Posted on:2005-10-26Degree:Ph.DType:Dissertation
University:University of Notre DameCandidate:Mak, BonnieFull Text:PDF
GTID:1458390008988865Subject:History
Abstract/Summary:
Although the first generation of electronic books has come and gone, the transfer of printed material into the electronic medium continues to occupy the attention of scholars and librarians alike. Recent advances in digital technologies have allowed institutions to preserve the texts and images of rare books with a high degree of precision. Although these electronic projects provide unprecedented access to treasured materials, they have yet to be fully embraced by readers and scholars. We will explore the reasons for this rift between designers and readers by examining the shift from print to electronic media as a moment in the long history of written artefacts. This dissertation will therefore consider how text and image have been transmitted through time in manuscript, in print, and on computer.; This project uses the Controversia de nobilitate, a late medieval treatise, as a vehicle with which to examine diverse technologies of writing.

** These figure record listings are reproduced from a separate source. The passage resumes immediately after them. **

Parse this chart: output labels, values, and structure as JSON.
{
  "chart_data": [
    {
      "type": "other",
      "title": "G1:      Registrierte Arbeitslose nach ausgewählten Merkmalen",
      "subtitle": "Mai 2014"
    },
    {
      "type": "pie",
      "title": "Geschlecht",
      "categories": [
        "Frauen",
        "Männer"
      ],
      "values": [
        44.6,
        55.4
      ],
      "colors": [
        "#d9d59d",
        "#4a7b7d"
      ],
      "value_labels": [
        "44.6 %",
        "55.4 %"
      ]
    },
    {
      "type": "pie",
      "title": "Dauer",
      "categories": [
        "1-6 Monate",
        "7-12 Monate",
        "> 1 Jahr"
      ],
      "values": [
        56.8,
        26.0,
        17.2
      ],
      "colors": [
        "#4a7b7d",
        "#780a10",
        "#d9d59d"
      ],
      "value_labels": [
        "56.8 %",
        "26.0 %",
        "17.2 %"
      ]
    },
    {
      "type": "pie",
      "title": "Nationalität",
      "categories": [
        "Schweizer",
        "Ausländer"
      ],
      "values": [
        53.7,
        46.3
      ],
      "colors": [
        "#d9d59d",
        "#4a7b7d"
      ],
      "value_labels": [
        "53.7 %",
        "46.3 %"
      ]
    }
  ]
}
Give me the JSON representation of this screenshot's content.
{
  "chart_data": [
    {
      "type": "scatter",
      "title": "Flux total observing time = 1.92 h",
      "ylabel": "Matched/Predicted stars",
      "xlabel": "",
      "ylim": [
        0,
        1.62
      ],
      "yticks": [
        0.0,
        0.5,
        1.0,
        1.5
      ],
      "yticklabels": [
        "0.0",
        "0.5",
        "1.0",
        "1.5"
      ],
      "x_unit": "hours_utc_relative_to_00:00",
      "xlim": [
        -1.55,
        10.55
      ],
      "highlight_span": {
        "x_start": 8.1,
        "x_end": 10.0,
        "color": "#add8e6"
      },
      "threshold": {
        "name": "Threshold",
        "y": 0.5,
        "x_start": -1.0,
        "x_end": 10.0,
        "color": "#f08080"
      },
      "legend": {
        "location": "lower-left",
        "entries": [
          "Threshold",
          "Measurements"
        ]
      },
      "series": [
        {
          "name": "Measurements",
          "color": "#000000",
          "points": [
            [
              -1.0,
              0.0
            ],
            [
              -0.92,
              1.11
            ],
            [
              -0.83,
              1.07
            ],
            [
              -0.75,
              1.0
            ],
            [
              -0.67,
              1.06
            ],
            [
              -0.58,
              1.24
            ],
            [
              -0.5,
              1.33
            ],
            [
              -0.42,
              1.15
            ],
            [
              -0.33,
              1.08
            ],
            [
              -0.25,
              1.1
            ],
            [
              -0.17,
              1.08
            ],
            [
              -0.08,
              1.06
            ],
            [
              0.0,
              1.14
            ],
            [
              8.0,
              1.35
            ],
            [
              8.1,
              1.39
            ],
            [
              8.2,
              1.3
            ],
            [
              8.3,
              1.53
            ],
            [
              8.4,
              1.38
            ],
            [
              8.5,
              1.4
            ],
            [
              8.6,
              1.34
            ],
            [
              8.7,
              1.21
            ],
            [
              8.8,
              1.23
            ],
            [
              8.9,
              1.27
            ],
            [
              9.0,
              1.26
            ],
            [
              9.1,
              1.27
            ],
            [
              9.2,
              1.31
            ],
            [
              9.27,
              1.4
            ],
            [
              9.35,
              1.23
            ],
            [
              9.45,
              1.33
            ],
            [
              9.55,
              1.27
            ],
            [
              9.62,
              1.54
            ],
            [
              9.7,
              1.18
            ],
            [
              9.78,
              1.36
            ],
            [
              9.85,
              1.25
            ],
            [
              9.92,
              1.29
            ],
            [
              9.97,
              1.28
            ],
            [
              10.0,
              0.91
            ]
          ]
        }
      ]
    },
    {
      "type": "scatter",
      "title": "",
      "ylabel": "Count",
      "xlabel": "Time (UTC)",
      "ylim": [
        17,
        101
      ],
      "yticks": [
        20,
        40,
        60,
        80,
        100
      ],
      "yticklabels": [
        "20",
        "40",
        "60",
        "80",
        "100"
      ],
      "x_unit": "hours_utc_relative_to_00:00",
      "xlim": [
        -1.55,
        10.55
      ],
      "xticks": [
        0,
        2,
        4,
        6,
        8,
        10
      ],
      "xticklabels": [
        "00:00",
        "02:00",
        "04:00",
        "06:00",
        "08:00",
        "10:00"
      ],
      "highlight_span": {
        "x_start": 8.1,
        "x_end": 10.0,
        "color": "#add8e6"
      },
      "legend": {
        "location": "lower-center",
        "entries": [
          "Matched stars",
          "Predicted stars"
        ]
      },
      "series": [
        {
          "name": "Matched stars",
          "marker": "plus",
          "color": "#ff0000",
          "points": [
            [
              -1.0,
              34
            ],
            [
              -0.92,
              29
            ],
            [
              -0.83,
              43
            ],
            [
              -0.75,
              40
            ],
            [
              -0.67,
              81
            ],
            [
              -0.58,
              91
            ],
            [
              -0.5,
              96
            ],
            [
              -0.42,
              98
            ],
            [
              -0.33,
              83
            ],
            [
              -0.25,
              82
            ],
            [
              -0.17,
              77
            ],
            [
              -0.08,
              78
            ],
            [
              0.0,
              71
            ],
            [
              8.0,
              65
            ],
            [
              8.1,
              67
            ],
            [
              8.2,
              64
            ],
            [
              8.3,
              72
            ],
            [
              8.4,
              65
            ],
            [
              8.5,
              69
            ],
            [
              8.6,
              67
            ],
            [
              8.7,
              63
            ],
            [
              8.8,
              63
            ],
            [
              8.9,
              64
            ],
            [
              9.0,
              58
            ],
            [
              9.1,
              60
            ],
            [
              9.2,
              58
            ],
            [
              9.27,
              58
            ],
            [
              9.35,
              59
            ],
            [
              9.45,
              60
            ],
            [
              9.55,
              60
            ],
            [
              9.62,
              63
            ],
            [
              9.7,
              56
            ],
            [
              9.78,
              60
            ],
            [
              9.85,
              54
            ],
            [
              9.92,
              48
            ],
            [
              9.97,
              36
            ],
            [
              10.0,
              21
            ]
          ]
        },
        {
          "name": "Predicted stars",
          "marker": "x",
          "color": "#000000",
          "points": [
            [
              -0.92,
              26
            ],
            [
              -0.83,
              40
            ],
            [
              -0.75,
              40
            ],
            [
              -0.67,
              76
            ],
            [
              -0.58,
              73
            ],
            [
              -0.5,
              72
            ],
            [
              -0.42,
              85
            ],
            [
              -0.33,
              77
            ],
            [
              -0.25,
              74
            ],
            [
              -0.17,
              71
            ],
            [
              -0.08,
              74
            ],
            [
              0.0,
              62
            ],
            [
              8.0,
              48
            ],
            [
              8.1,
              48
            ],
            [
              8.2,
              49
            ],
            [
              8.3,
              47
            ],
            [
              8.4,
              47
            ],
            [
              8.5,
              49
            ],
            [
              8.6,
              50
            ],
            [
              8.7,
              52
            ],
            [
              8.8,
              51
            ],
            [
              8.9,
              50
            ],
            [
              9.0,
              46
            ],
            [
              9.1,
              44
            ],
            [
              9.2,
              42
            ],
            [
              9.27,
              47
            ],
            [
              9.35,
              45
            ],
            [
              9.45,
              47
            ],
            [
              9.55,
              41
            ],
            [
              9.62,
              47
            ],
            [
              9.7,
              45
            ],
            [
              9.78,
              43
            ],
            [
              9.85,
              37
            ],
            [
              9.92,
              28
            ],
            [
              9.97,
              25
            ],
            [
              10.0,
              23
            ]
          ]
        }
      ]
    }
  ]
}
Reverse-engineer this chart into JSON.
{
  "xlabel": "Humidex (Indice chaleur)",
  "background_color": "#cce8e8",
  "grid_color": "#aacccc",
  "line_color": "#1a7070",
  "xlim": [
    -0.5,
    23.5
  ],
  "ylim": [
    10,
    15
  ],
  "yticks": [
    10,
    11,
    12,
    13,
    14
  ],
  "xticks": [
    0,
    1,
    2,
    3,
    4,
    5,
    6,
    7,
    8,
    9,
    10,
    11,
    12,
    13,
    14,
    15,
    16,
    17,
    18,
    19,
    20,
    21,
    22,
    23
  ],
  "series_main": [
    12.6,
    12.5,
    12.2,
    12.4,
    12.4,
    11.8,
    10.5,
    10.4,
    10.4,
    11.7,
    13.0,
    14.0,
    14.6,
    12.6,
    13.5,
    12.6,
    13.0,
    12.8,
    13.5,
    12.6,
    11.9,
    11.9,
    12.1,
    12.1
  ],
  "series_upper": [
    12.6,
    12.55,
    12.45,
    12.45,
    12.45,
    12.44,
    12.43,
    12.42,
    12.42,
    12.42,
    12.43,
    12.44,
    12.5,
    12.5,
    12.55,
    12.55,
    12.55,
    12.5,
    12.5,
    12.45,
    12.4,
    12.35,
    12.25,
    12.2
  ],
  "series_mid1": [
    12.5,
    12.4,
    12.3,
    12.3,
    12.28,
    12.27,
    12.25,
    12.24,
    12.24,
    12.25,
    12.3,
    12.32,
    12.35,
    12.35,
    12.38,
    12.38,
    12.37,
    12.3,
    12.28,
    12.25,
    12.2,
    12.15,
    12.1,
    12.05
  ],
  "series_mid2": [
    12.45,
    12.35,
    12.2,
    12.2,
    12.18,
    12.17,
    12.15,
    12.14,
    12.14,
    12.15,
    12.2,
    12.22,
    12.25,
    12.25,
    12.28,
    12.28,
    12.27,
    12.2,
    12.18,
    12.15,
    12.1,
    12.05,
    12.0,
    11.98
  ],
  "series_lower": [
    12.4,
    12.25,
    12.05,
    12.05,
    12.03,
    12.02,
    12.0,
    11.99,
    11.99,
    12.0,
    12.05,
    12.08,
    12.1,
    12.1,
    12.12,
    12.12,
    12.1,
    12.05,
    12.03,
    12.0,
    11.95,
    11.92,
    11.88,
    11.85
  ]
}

We shall explore the different ways in which the Controversia has been visually presented and re-presented from the moment of its composition in 1428 to the present. The investigation will guide us through an array of pages from the treatise: parchment pages written and decorated by hand; printed pages in Latin and in translation; and digitally-reproduced pages on the World Wide Web. Through this historical survey, we will discover that any page, whether in manuscript, print, or digital form, is an expressive construction designed to encourage its audience to read in certain ways through the use of textual and non-textual signs. We shall observe how designers assign the Controversia different literary heritages with these signs, and how the text has consequently been received as a participant in these diverse traditions. This study therefore examines how the Controversia de nobilitate has been cast by its designers, how it has been understood by its readers, and how the text has been variously categorised and stored in libraries from the fifteenth century to the modern day. We shall expose how the same text, through subtle changes in its visual presentation, traverses the boundaries established by disciplines and challenges our current categories of knowledge.